Experimental scientific proof demands controlled repeatable observations.
Those beliefs, among other things, assume—without proof—that all processes (geological, biological, astronomical, etc.) have proceeded at the same pace and in the same way since the universe supposedly sprang into being from nothing. Yet nothing in science can prove such claims. Experimental scientific proof demands controlled repeatable observations. The earth is already here. We cannot go back in time and observe its origins. We must rely on a historical record to understand unobservable past events. And that record of history is not readable from the rocks—it is only readable in the Bible.
Radio show host Rush Limbaugh says that the media—in an effort to derail Rubio’s potential 2016 presidential candidacy—has created “the ultimate gotcha question.” The liberal media portrays those who fail to declare faith in the secular worldview’s interpretations as “unscientific.” They’ve done it before. Limbaugh says, “Essentially what’s happening here is that Rubio is being Romneyed.” Limbaugh, pointing out that Rubio and Obama took exactly the same stand on the age of the earth, says Rubio could have safely declared, “‘I agree with President Obama. I agree with what President Obama said.’ It’s that simple, because Obama and Rubio said nothing different.”

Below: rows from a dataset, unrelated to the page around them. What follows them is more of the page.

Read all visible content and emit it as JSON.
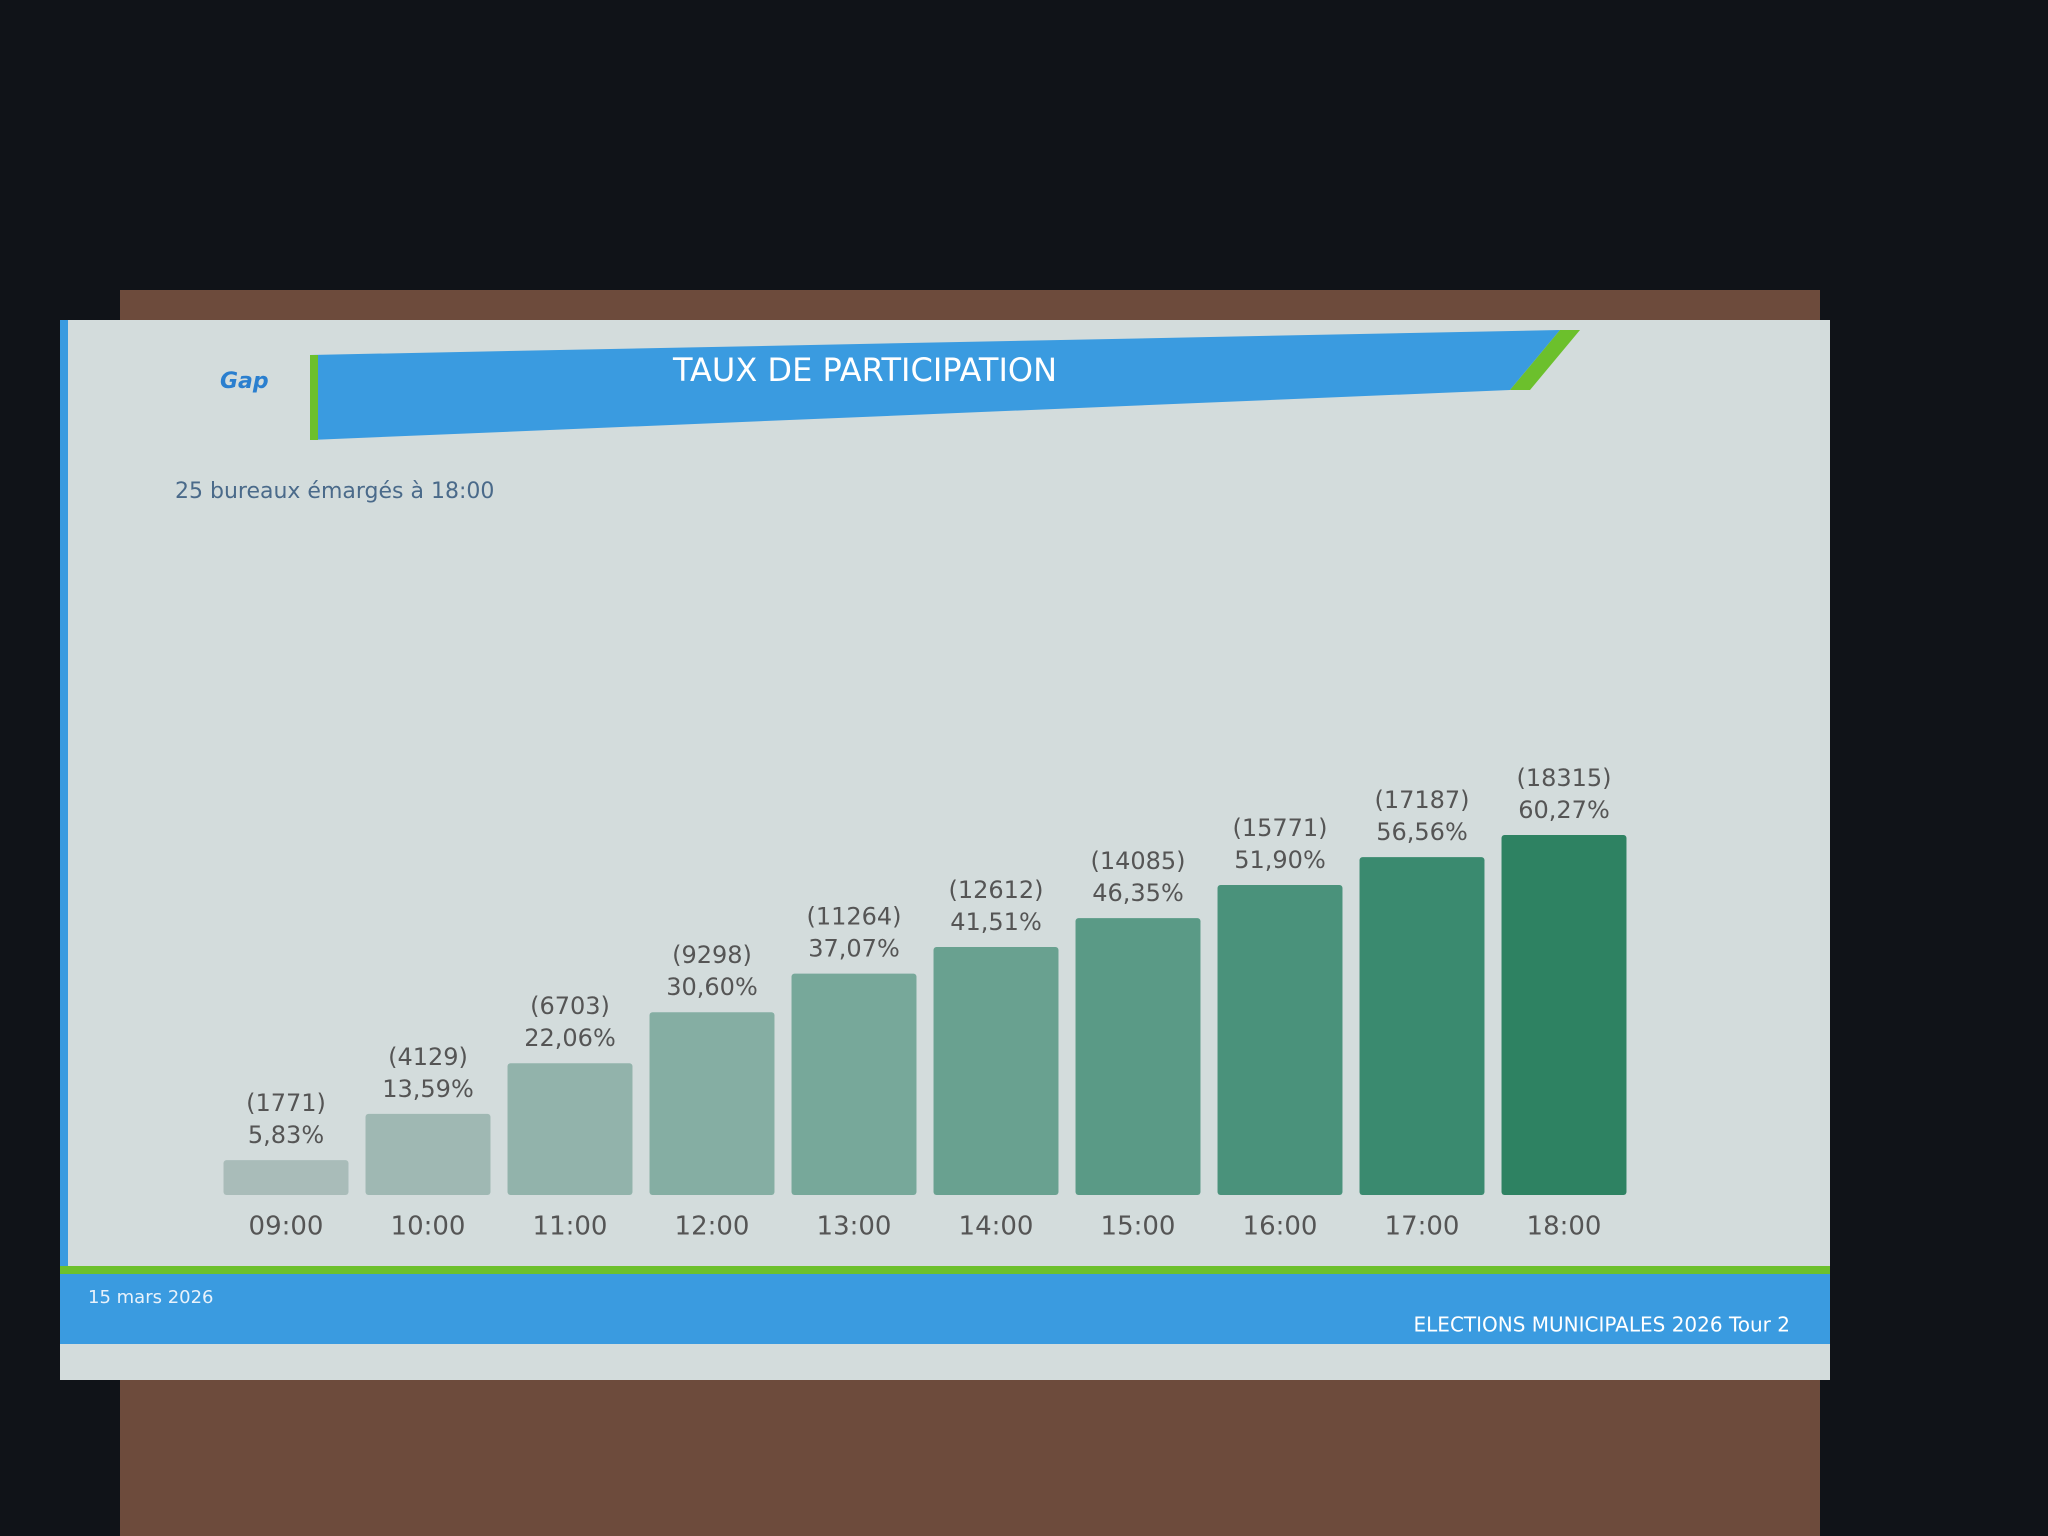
{
  "logo": "Gap",
  "footer": {
    "date": "15 mars 2026",
    "event": "ELECTIONS MUNICIPALES 2026 Tour 2"
  },
  "chart_data": {
    "type": "bar",
    "title": "TAUX DE PARTICIPATION",
    "subtitle": "25 bureaux émargés à 18:00",
    "categories": [
      "09:00",
      "10:00",
      "11:00",
      "12:00",
      "13:00",
      "14:00",
      "15:00",
      "16:00",
      "17:00",
      "18:00"
    ],
    "values": [
      5.83,
      13.59,
      22.06,
      30.6,
      37.07,
      41.51,
      46.35,
      51.9,
      56.56,
      60.27
    ],
    "value_labels": [
      "5,83%",
      "13,59%",
      "22,06%",
      "30,60%",
      "37,07%",
      "41,51%",
      "46,35%",
      "51,90%",
      "56,56%",
      "60,27%"
    ],
    "count_labels": [
      "(1771)",
      "(4129)",
      "(6703)",
      "(9298)",
      "(11264)",
      "(12612)",
      "(14085)",
      "(15771)",
      "(17187)",
      "(18315)"
    ],
    "colors": [
      "#a9bcb9",
      "#9fb8b3",
      "#92b3ab",
      "#85aea3",
      "#77a89a",
      "#69a190",
      "#5a9a86",
      "#4a927b",
      "#3a8a6f",
      "#2e8262"
    ]
  }
}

In the controversy over Sen. Marco Rubio’s comments about the age of the earth, you need to read our current issue of Answers magazine. It presents the ten best scientific evidences that confirm the Bible’s teaching that the earth is young.

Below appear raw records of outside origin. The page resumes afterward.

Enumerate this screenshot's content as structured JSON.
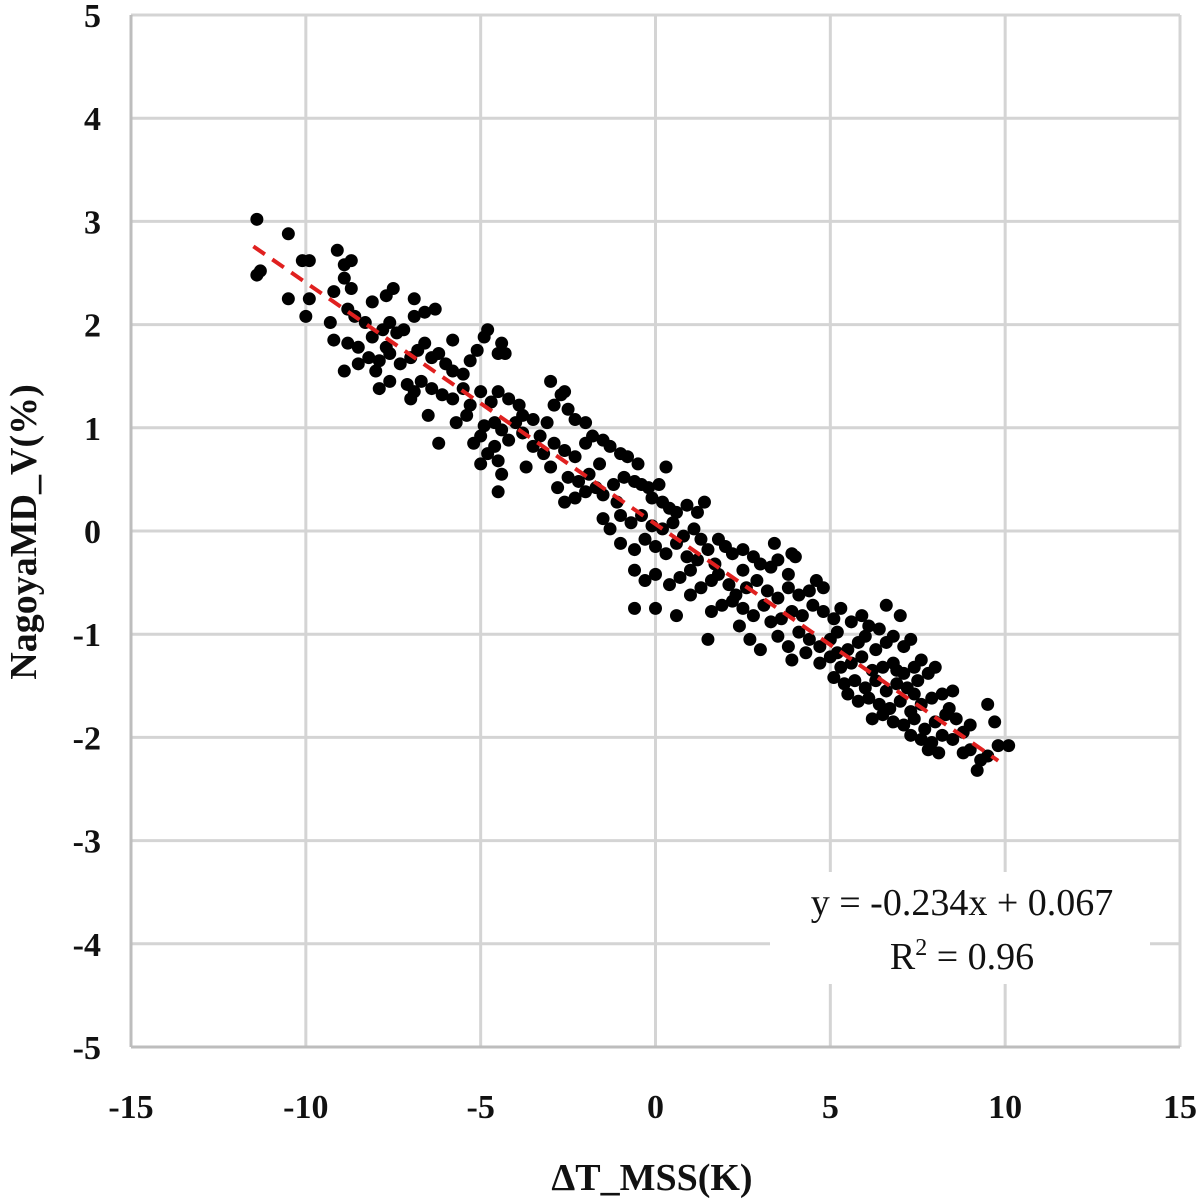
{
  "chart_data": {
    "type": "scatter",
    "title": "",
    "xlabel": "ΔT_MSS(K)",
    "ylabel": "NagoyaMD_V(%)",
    "xlim": [
      -15,
      15
    ],
    "ylim": [
      -5,
      5
    ],
    "x_ticks": [
      "-15",
      "-10",
      "-5",
      "0",
      "5",
      "10",
      "15"
    ],
    "y_ticks": [
      "5",
      "4",
      "3",
      "2",
      "1",
      "0",
      "-1",
      "-2",
      "-3",
      "-4",
      "-5"
    ],
    "grid": true,
    "marker_color": "#000000",
    "trendline": {
      "style": "dashed",
      "color": "#e0201f",
      "slope": -0.234,
      "intercept": 0.067,
      "x_range": [
        -11.5,
        9.8
      ]
    },
    "annotation": {
      "equation": "y = -0.234x + 0.067",
      "r2_prefix": "R",
      "r2_sup": "2",
      "r2_suffix": " = 0.96"
    },
    "points": [
      [
        -11.4,
        3.02
      ],
      [
        -11.3,
        2.52
      ],
      [
        -11.4,
        2.48
      ],
      [
        -10.5,
        2.88
      ],
      [
        -10.1,
        2.62
      ],
      [
        -9.9,
        2.62
      ],
      [
        -10.5,
        2.25
      ],
      [
        -10.0,
        2.08
      ],
      [
        -9.9,
        2.25
      ],
      [
        -9.1,
        2.72
      ],
      [
        -8.9,
        2.58
      ],
      [
        -8.7,
        2.62
      ],
      [
        -8.9,
        2.45
      ],
      [
        -8.7,
        2.35
      ],
      [
        -9.2,
        2.32
      ],
      [
        -8.8,
        2.15
      ],
      [
        -9.3,
        2.02
      ],
      [
        -8.6,
        2.08
      ],
      [
        -8.3,
        2.02
      ],
      [
        -8.1,
        2.22
      ],
      [
        -7.5,
        2.35
      ],
      [
        -7.7,
        2.28
      ],
      [
        -9.2,
        1.85
      ],
      [
        -8.8,
        1.82
      ],
      [
        -8.5,
        1.78
      ],
      [
        -8.1,
        1.88
      ],
      [
        -7.8,
        1.95
      ],
      [
        -7.6,
        2.02
      ],
      [
        -7.4,
        1.92
      ],
      [
        -7.2,
        1.95
      ],
      [
        -6.9,
        2.08
      ],
      [
        -6.6,
        2.12
      ],
      [
        -6.3,
        2.15
      ],
      [
        -6.6,
        1.82
      ],
      [
        -7.9,
        1.65
      ],
      [
        -7.6,
        1.72
      ],
      [
        -7.3,
        1.62
      ],
      [
        -7.0,
        1.68
      ],
      [
        -6.8,
        1.75
      ],
      [
        -6.4,
        1.68
      ],
      [
        -6.2,
        1.72
      ],
      [
        -6.0,
        1.62
      ],
      [
        -5.8,
        1.55
      ],
      [
        -5.5,
        1.52
      ],
      [
        -5.3,
        1.65
      ],
      [
        -5.1,
        1.75
      ],
      [
        -4.9,
        1.88
      ],
      [
        -4.8,
        1.95
      ],
      [
        -4.5,
        1.72
      ],
      [
        -4.3,
        1.72
      ],
      [
        -4.4,
        1.82
      ],
      [
        -8.9,
        1.55
      ],
      [
        -8.5,
        1.62
      ],
      [
        -8.0,
        1.55
      ],
      [
        -7.9,
        1.38
      ],
      [
        -7.6,
        1.45
      ],
      [
        -7.1,
        1.42
      ],
      [
        -6.9,
        1.35
      ],
      [
        -6.7,
        1.45
      ],
      [
        -6.4,
        1.38
      ],
      [
        -6.1,
        1.32
      ],
      [
        -5.8,
        1.28
      ],
      [
        -5.5,
        1.38
      ],
      [
        -5.3,
        1.22
      ],
      [
        -5.0,
        1.35
      ],
      [
        -4.7,
        1.25
      ],
      [
        -4.5,
        1.35
      ],
      [
        -4.2,
        1.28
      ],
      [
        -3.9,
        1.22
      ],
      [
        -3.8,
        1.12
      ],
      [
        -4.0,
        1.05
      ],
      [
        -4.4,
        0.98
      ],
      [
        -4.6,
        1.05
      ],
      [
        -4.9,
        1.02
      ],
      [
        -5.0,
        0.92
      ],
      [
        -5.2,
        0.85
      ],
      [
        -4.8,
        0.75
      ],
      [
        -4.5,
        0.68
      ],
      [
        -4.6,
        0.82
      ],
      [
        -4.2,
        0.88
      ],
      [
        -4.4,
        0.55
      ],
      [
        -5.0,
        0.65
      ],
      [
        -4.5,
        0.38
      ],
      [
        -3.8,
        0.95
      ],
      [
        -3.5,
        1.08
      ],
      [
        -3.3,
        0.92
      ],
      [
        -3.1,
        1.05
      ],
      [
        -2.9,
        1.22
      ],
      [
        -2.7,
        1.32
      ],
      [
        -2.6,
        1.35
      ],
      [
        -2.5,
        1.18
      ],
      [
        -2.3,
        1.08
      ],
      [
        -2.9,
        0.85
      ],
      [
        -3.2,
        0.75
      ],
      [
        -3.0,
        0.62
      ],
      [
        -2.6,
        0.78
      ],
      [
        -2.3,
        0.72
      ],
      [
        -2.0,
        0.85
      ],
      [
        -1.8,
        0.92
      ],
      [
        -1.5,
        0.88
      ],
      [
        -1.3,
        0.82
      ],
      [
        -1.0,
        0.75
      ],
      [
        -0.8,
        0.72
      ],
      [
        -1.6,
        0.65
      ],
      [
        -1.9,
        0.55
      ],
      [
        -2.2,
        0.48
      ],
      [
        -2.5,
        0.52
      ],
      [
        -2.8,
        0.42
      ],
      [
        -2.6,
        0.28
      ],
      [
        -2.3,
        0.32
      ],
      [
        -2.0,
        0.38
      ],
      [
        -1.7,
        0.42
      ],
      [
        -1.5,
        0.35
      ],
      [
        -1.2,
        0.45
      ],
      [
        -0.9,
        0.52
      ],
      [
        -0.6,
        0.48
      ],
      [
        -0.4,
        0.45
      ],
      [
        -0.2,
        0.42
      ],
      [
        0.1,
        0.45
      ],
      [
        0.3,
        0.62
      ],
      [
        -0.1,
        0.32
      ],
      [
        0.2,
        0.28
      ],
      [
        0.4,
        0.22
      ],
      [
        0.6,
        0.18
      ],
      [
        0.9,
        0.25
      ],
      [
        1.2,
        0.18
      ],
      [
        1.4,
        0.28
      ],
      [
        -1.0,
        0.15
      ],
      [
        -0.7,
        0.08
      ],
      [
        -0.4,
        0.15
      ],
      [
        -0.1,
        0.05
      ],
      [
        0.2,
        0.02
      ],
      [
        0.5,
        0.08
      ],
      [
        0.8,
        -0.05
      ],
      [
        1.1,
        0.02
      ],
      [
        1.3,
        -0.08
      ],
      [
        -1.3,
        0.02
      ],
      [
        -1.0,
        -0.12
      ],
      [
        -0.6,
        -0.18
      ],
      [
        -0.3,
        -0.08
      ],
      [
        0.0,
        -0.15
      ],
      [
        0.3,
        -0.22
      ],
      [
        0.6,
        -0.12
      ],
      [
        0.9,
        -0.25
      ],
      [
        1.2,
        -0.28
      ],
      [
        1.5,
        -0.18
      ],
      [
        1.8,
        -0.08
      ],
      [
        2.0,
        -0.15
      ],
      [
        2.2,
        -0.22
      ],
      [
        2.5,
        -0.18
      ],
      [
        2.8,
        -0.25
      ],
      [
        3.0,
        -0.32
      ],
      [
        3.3,
        -0.35
      ],
      [
        3.5,
        -0.28
      ],
      [
        3.8,
        -0.42
      ],
      [
        3.9,
        -0.22
      ],
      [
        -0.6,
        -0.38
      ],
      [
        -0.3,
        -0.48
      ],
      [
        0.0,
        -0.42
      ],
      [
        0.4,
        -0.52
      ],
      [
        0.7,
        -0.45
      ],
      [
        1.0,
        -0.38
      ],
      [
        1.3,
        -0.55
      ],
      [
        1.6,
        -0.48
      ],
      [
        1.8,
        -0.42
      ],
      [
        2.1,
        -0.52
      ],
      [
        2.3,
        -0.62
      ],
      [
        2.6,
        -0.55
      ],
      [
        2.9,
        -0.48
      ],
      [
        3.2,
        -0.58
      ],
      [
        3.5,
        -0.65
      ],
      [
        3.8,
        -0.55
      ],
      [
        4.1,
        -0.62
      ],
      [
        4.4,
        -0.58
      ],
      [
        4.6,
        -0.48
      ],
      [
        4.8,
        -0.55
      ],
      [
        -0.6,
        -0.75
      ],
      [
        0.0,
        -0.75
      ],
      [
        0.6,
        -0.82
      ],
      [
        1.6,
        -0.78
      ],
      [
        1.9,
        -0.72
      ],
      [
        2.2,
        -0.68
      ],
      [
        2.5,
        -0.75
      ],
      [
        2.8,
        -0.82
      ],
      [
        3.1,
        -0.72
      ],
      [
        3.3,
        -0.88
      ],
      [
        3.6,
        -0.85
      ],
      [
        3.9,
        -0.78
      ],
      [
        4.2,
        -0.82
      ],
      [
        4.5,
        -0.72
      ],
      [
        4.8,
        -0.78
      ],
      [
        5.1,
        -0.85
      ],
      [
        5.3,
        -0.75
      ],
      [
        5.6,
        -0.88
      ],
      [
        5.9,
        -0.82
      ],
      [
        6.1,
        -0.92
      ],
      [
        6.4,
        -0.95
      ],
      [
        6.6,
        -0.72
      ],
      [
        7.0,
        -0.82
      ],
      [
        3.5,
        -1.02
      ],
      [
        3.8,
        -1.12
      ],
      [
        4.1,
        -0.98
      ],
      [
        4.4,
        -1.05
      ],
      [
        4.7,
        -1.12
      ],
      [
        5.0,
        -1.05
      ],
      [
        5.2,
        -0.98
      ],
      [
        5.5,
        -1.15
      ],
      [
        5.8,
        -1.08
      ],
      [
        6.0,
        -1.02
      ],
      [
        6.3,
        -1.15
      ],
      [
        6.6,
        -1.08
      ],
      [
        6.8,
        -1.02
      ],
      [
        7.1,
        -1.12
      ],
      [
        7.3,
        -1.05
      ],
      [
        3.9,
        -1.25
      ],
      [
        4.3,
        -1.18
      ],
      [
        4.7,
        -1.28
      ],
      [
        5.0,
        -1.22
      ],
      [
        5.3,
        -1.32
      ],
      [
        5.6,
        -1.28
      ],
      [
        5.9,
        -1.22
      ],
      [
        6.2,
        -1.35
      ],
      [
        6.5,
        -1.32
      ],
      [
        6.8,
        -1.28
      ],
      [
        7.1,
        -1.38
      ],
      [
        7.4,
        -1.32
      ],
      [
        7.6,
        -1.25
      ],
      [
        5.1,
        -1.42
      ],
      [
        5.4,
        -1.48
      ],
      [
        5.7,
        -1.45
      ],
      [
        6.0,
        -1.52
      ],
      [
        6.3,
        -1.45
      ],
      [
        6.6,
        -1.55
      ],
      [
        6.9,
        -1.48
      ],
      [
        7.2,
        -1.52
      ],
      [
        7.5,
        -1.45
      ],
      [
        7.8,
        -1.38
      ],
      [
        8.0,
        -1.32
      ],
      [
        5.5,
        -1.58
      ],
      [
        5.8,
        -1.65
      ],
      [
        6.1,
        -1.62
      ],
      [
        6.4,
        -1.68
      ],
      [
        6.7,
        -1.72
      ],
      [
        7.0,
        -1.65
      ],
      [
        7.3,
        -1.75
      ],
      [
        7.6,
        -1.68
      ],
      [
        7.9,
        -1.62
      ],
      [
        8.2,
        -1.58
      ],
      [
        8.5,
        -1.55
      ],
      [
        6.2,
        -1.82
      ],
      [
        6.5,
        -1.78
      ],
      [
        6.8,
        -1.85
      ],
      [
        7.1,
        -1.88
      ],
      [
        7.4,
        -1.82
      ],
      [
        7.7,
        -1.92
      ],
      [
        8.0,
        -1.85
      ],
      [
        8.3,
        -1.78
      ],
      [
        8.6,
        -1.82
      ],
      [
        7.3,
        -1.98
      ],
      [
        7.6,
        -2.02
      ],
      [
        7.9,
        -2.05
      ],
      [
        8.2,
        -1.98
      ],
      [
        8.5,
        -2.02
      ],
      [
        7.8,
        -2.12
      ],
      [
        8.1,
        -2.15
      ],
      [
        8.8,
        -1.95
      ],
      [
        9.0,
        -2.12
      ],
      [
        9.3,
        -2.22
      ],
      [
        9.5,
        -2.18
      ],
      [
        9.8,
        -2.08
      ],
      [
        10.1,
        -2.08
      ],
      [
        9.7,
        -1.85
      ],
      [
        9.5,
        -1.68
      ],
      [
        9.2,
        -2.32
      ],
      [
        8.8,
        -2.15
      ],
      [
        -6.2,
        0.85
      ],
      [
        -5.7,
        1.05
      ],
      [
        -5.4,
        1.12
      ],
      [
        -6.5,
        1.12
      ],
      [
        -7.0,
        1.28
      ],
      [
        -7.7,
        1.78
      ],
      [
        -8.2,
        1.68
      ],
      [
        -3.5,
        0.82
      ],
      [
        -3.7,
        0.62
      ],
      [
        -1.5,
        0.12
      ],
      [
        -1.1,
        0.28
      ],
      [
        1.0,
        -0.62
      ],
      [
        1.7,
        -0.32
      ],
      [
        2.4,
        -0.92
      ],
      [
        2.7,
        -1.05
      ],
      [
        3.0,
        -1.15
      ],
      [
        4.0,
        -0.25
      ],
      [
        8.4,
        -1.72
      ],
      [
        9.0,
        -1.88
      ],
      [
        -2.0,
        1.05
      ],
      [
        -0.5,
        0.65
      ],
      [
        -3.0,
        1.45
      ],
      [
        -5.8,
        1.85
      ],
      [
        -6.9,
        2.25
      ],
      [
        1.5,
        -1.05
      ],
      [
        2.5,
        -0.38
      ],
      [
        3.4,
        -0.12
      ],
      [
        6.9,
        -1.35
      ],
      [
        7.4,
        -1.58
      ],
      [
        5.2,
        -1.18
      ]
    ]
  }
}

The age of the earth cannot be determined by science. But the source of ultimate truth—moral, scientific, theological, and historical—in all areas it addresses is God’s Word. Rubio certainly did not jump in with those who—like us at Answers in Genesis—point out that the plain reading of Scripture is incompatible with a billions-of-years belief. But he did acknowledge the freedom of Americans to hold worldview-based beliefs about the age-of-the-earth—something that has nothing to do with observational experimental science—without being disrespected, demonized, or relegated to the ranks of the ignorant.